Between April and May, rents increased fastest in the East of England and the North East, rising by 1.4% and 1.1% respectively.
Rents fell in just three regions: the West Midlands, by 0.7%, the South West, by 0.6%, and Wales, by 0.2%.
David Brown, commercial director at LSL Property Services, says tenant demand has been especially high in recent months.
He says: “The rocketing cost of living, combined with the ongoing difficulty first-time buyers are experiencing in obtaining a mortgage, is increasing the number reliant on rental accommodation.
“With the fierce competition for homes, rental gazumping is becoming more commonplace and properties are being let beyond asking price, putting further upwards pressure on the market.
“For tenants who are unable to buy, renting is becoming less affordable as demand booms.
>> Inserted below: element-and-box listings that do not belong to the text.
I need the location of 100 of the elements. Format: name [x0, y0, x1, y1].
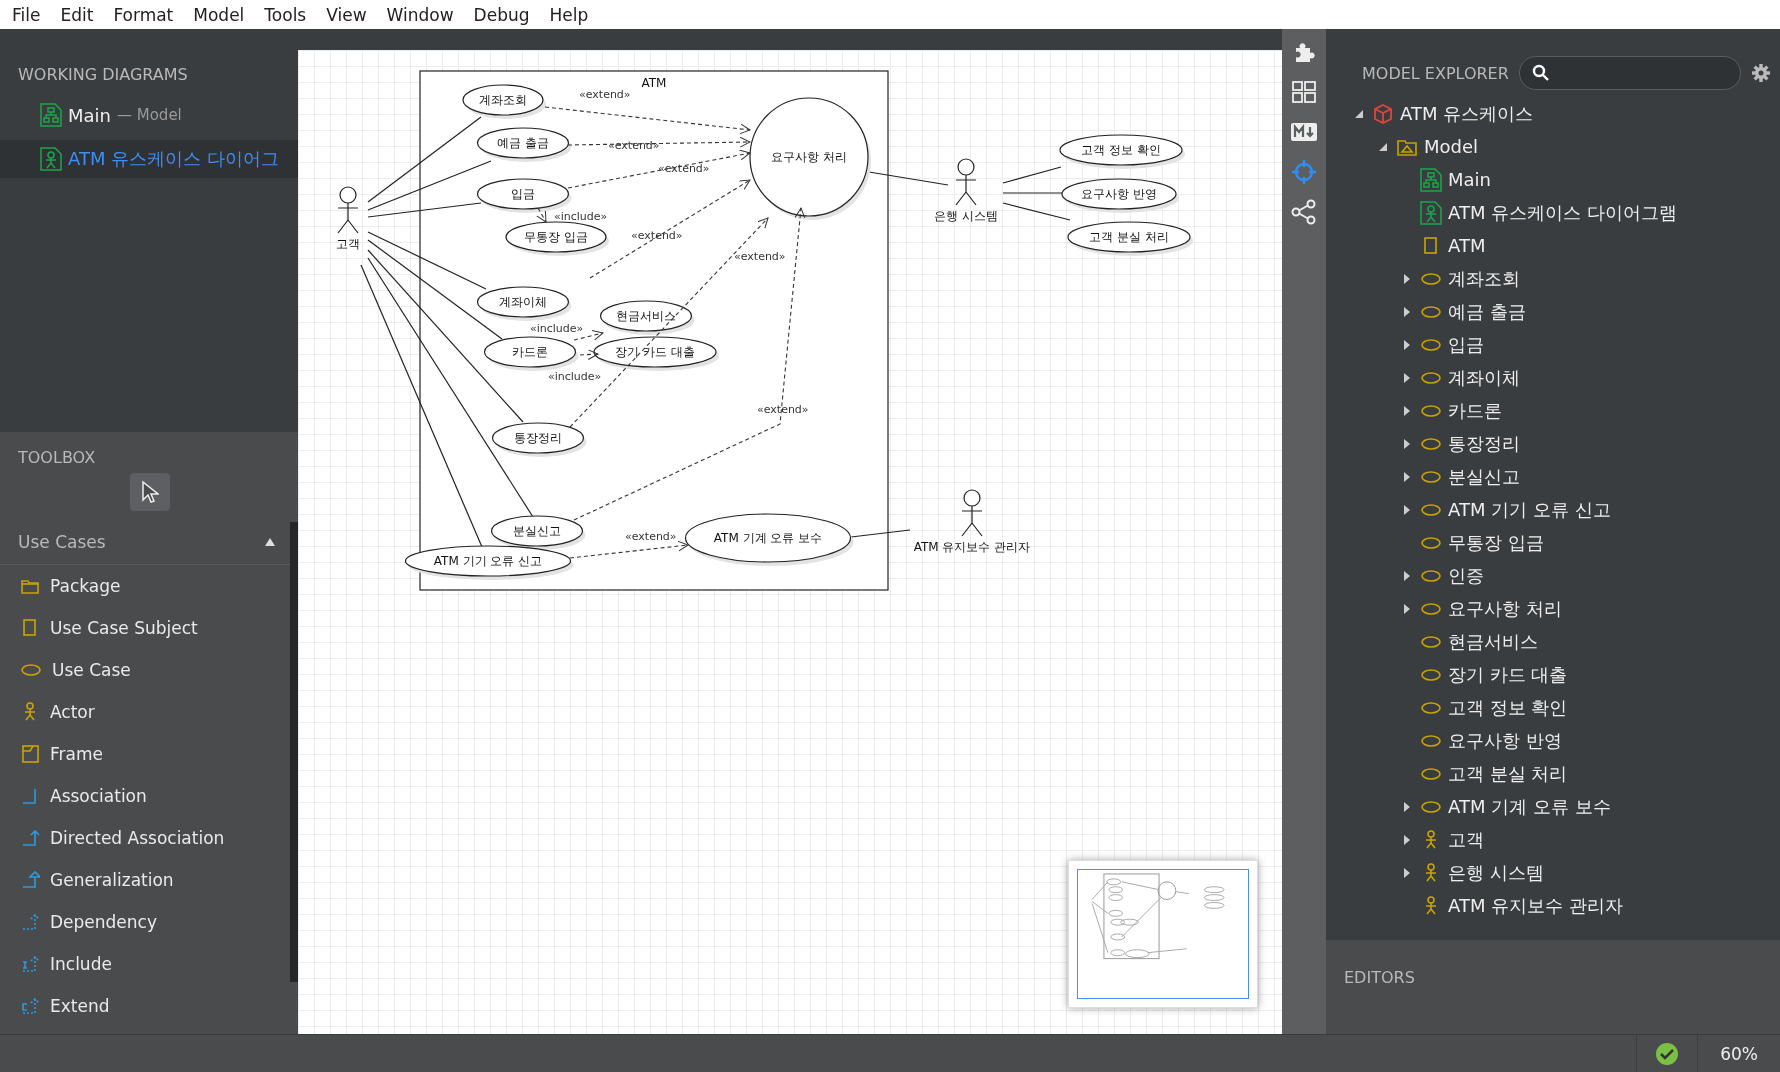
tool-item[interactable]: Directed Association [50, 828, 225, 848]
search-icon [1531, 64, 1550, 82]
tree-item[interactable]: 계좌이체 [1448, 365, 1520, 390]
menu-item[interactable]: Edit [50, 4, 104, 25]
association-line [1002, 202, 1071, 221]
frame-icon [20, 744, 40, 764]
minimap[interactable] [1068, 860, 1258, 1008]
expanded-arrow-icon[interactable] [1354, 108, 1364, 119]
actor-label: ATM 유지보수 관리자 [913, 540, 1031, 554]
tree-item[interactable]: 계좌조회 [1448, 266, 1520, 291]
collapsed-arrow-icon[interactable] [1403, 503, 1411, 516]
stereotype-label: «extend» [734, 250, 786, 263]
scrollbar[interactable] [290, 522, 298, 982]
use-case: 통장정리 [491, 422, 587, 457]
tool-item[interactable]: Association [50, 786, 147, 806]
stereotype-label: «extend» [625, 530, 677, 543]
collapsed-arrow-icon[interactable] [1403, 338, 1411, 351]
tree-item[interactable]: ATM [1448, 235, 1486, 256]
actor-figure [337, 186, 359, 234]
menu-item[interactable]: Tools [254, 4, 317, 25]
tree-item[interactable]: 입금 [1448, 332, 1484, 357]
tree-item[interactable]: 요구사항 처리 [1448, 596, 1562, 621]
tree-item[interactable]: 고객 정보 확인 [1448, 695, 1568, 720]
working-diagram-item[interactable]: Main — Model [0, 96, 298, 134]
stereotype-label: «extend» [757, 403, 809, 416]
tree-item[interactable]: ATM 유스케이스 [1400, 101, 1534, 126]
tree-item[interactable]: 무통장 입금 [1448, 530, 1544, 555]
tree-item[interactable]: 분실신고 [1448, 464, 1520, 489]
cube-icon [1372, 102, 1394, 125]
stereotype-label: «extend» [608, 139, 660, 152]
tool-item[interactable]: Use Case [52, 660, 131, 680]
use-case: 분실신고 [490, 515, 586, 550]
share-icon[interactable] [1290, 199, 1318, 225]
use-case: 무통장 입금 [505, 221, 609, 256]
use-case: 계좌조회 [462, 84, 546, 119]
actor-label: 고객 [336, 237, 360, 251]
tree-item[interactable]: 현금서비스 [1448, 629, 1538, 654]
toolbox-group-title[interactable]: Use Cases [18, 531, 106, 552]
tree-item[interactable]: 카드론 [1448, 398, 1502, 423]
tree-item[interactable]: 고객 [1448, 827, 1484, 852]
tree-item[interactable]: 장기 카드 대출 [1448, 662, 1568, 687]
collapsed-arrow-icon[interactable] [1403, 569, 1411, 582]
layout-icon[interactable] [1290, 79, 1318, 105]
pointer-tool-button[interactable] [130, 473, 170, 511]
menu-item[interactable]: Format [103, 4, 184, 25]
collapsed-arrow-icon[interactable] [1403, 602, 1411, 615]
tree-item[interactable]: 인증 [1448, 563, 1484, 588]
tool-item[interactable]: Dependency [50, 912, 157, 932]
tree-item[interactable]: 요구사항 반영 [1448, 728, 1562, 753]
menu-item[interactable]: Model [183, 4, 255, 25]
tree-item[interactable]: ATM 유스케이스 다이어그램 [1448, 200, 1677, 225]
use-case: 요구사항 반영 [1061, 178, 1179, 213]
tool-item[interactable]: Frame [50, 744, 103, 764]
menu-item[interactable]: Help [539, 4, 599, 25]
collapsed-arrow-icon[interactable] [1403, 371, 1411, 384]
collapsed-arrow-icon[interactable] [1403, 833, 1411, 846]
tool-item[interactable]: Include [50, 954, 112, 974]
stereotype-label: «include» [554, 210, 608, 223]
expanded-arrow-icon[interactable] [1378, 141, 1388, 152]
cursor-icon [141, 480, 159, 504]
collapsed-arrow-icon[interactable] [1403, 437, 1411, 450]
tree-item[interactable]: 통장정리 [1448, 431, 1520, 456]
use-case: 예금 출금 [476, 127, 572, 162]
association-line [1002, 166, 1062, 184]
working-diagram-item[interactable]: ATM 유스케이스 다이어그 [0, 140, 298, 178]
tree-item[interactable]: ATM 기계 오류 보수 [1448, 794, 1611, 819]
menu-item[interactable]: View [316, 4, 377, 25]
tool-item[interactable]: Actor [50, 702, 95, 722]
tree-item[interactable]: 은행 시스템 [1448, 860, 1544, 885]
use-case: 요구사항 처리 [749, 97, 871, 220]
collapsed-arrow-icon[interactable] [1403, 470, 1411, 483]
use-case: ATM 기계 오류 보수 [684, 513, 854, 566]
menu-item[interactable]: File [2, 4, 51, 25]
collapse-arrow-icon[interactable] [264, 536, 276, 547]
stereotype-label: «include» [530, 322, 584, 335]
settings-icon[interactable] [1750, 63, 1771, 83]
tool-item[interactable]: Generalization [50, 870, 174, 890]
use-case: 고객 정보 확인 [1059, 134, 1185, 169]
tree-item[interactable]: ATM 유지보수 관리자 [1448, 893, 1623, 918]
tree-item[interactable]: 예금 출금 [1448, 299, 1526, 324]
collapsed-arrow-icon[interactable] [1403, 800, 1411, 813]
search-field[interactable] [1518, 56, 1741, 90]
tree-item[interactable]: 고객 분실 처리 [1448, 761, 1568, 786]
tool-item[interactable]: Extend [50, 996, 110, 1016]
tree-item[interactable]: ATM 기기 오류 신고 [1448, 497, 1611, 522]
menu-item[interactable]: Window [376, 4, 464, 25]
dependency-icon [20, 912, 40, 932]
collapsed-arrow-icon[interactable] [1403, 866, 1411, 879]
association-line [850, 529, 911, 538]
use-case: 고객 분실 처리 [1067, 221, 1193, 256]
collapsed-arrow-icon[interactable] [1403, 404, 1411, 417]
dependency-arrow [536, 207, 547, 223]
tool-item[interactable]: Use Case Subject [50, 618, 198, 638]
collapsed-arrow-icon[interactable] [1403, 272, 1411, 285]
tree-item[interactable]: Main [1448, 169, 1491, 190]
collapsed-arrow-icon[interactable] [1403, 305, 1411, 318]
menu-item[interactable]: Debug [463, 4, 540, 25]
panel-title: WORKING DIAGRAMS [17, 65, 189, 84]
tree-item[interactable]: Model [1424, 136, 1479, 157]
tool-item[interactable]: Package [50, 576, 121, 596]
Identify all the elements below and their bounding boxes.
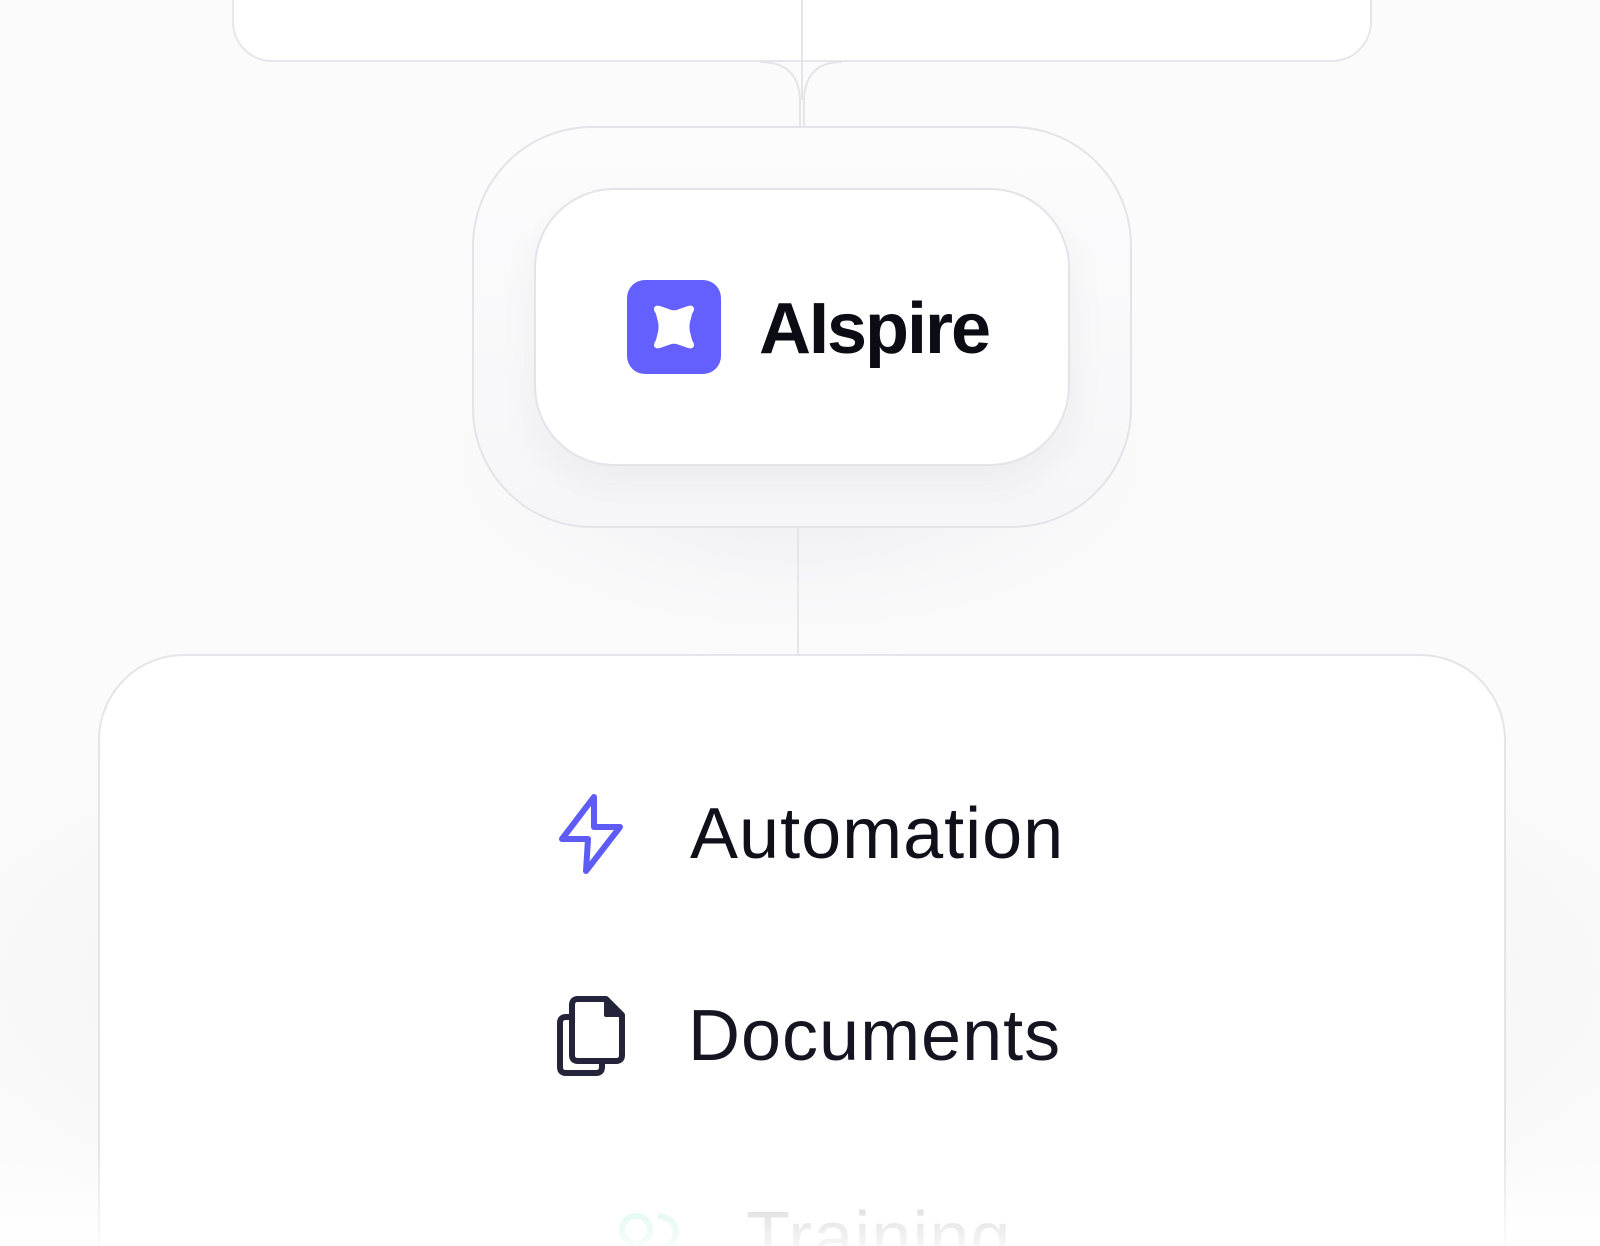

Rents are increasing at twice the rate of wages.”
The total annual return on a rental property now stands at 2.9% with high yields offset against a slight annual decline in rental property prices.
Brown says: “The values of rented properties are slightly lower than a year ago, and this is reining in the total returns. However, with rental income continuing to escalate, landlords are still looking at a healthy return on their investment – especially on long-term investments.”
Tenant arrears decreased in May, with 11.5% of all UK rent unpaid or late by the end of the month, compared to 11.8% the previous month, but well above the 10.6% average for 2010.
Unpaid rent totalled £277m across the UK in May, a decrease of 2.5% from the £284m unpaid in April.
Brown says: “Arrears fell away slightly after an abnormal April, which was distorted by the additional bank holiday at the end of the month. Nevertheless, their elevated level in a more normal month should provide a note of caution for landlords.
“It is critical that landlords notice and react quickly to any potential payment problems to prevent tenant arrears spiralling out of control.”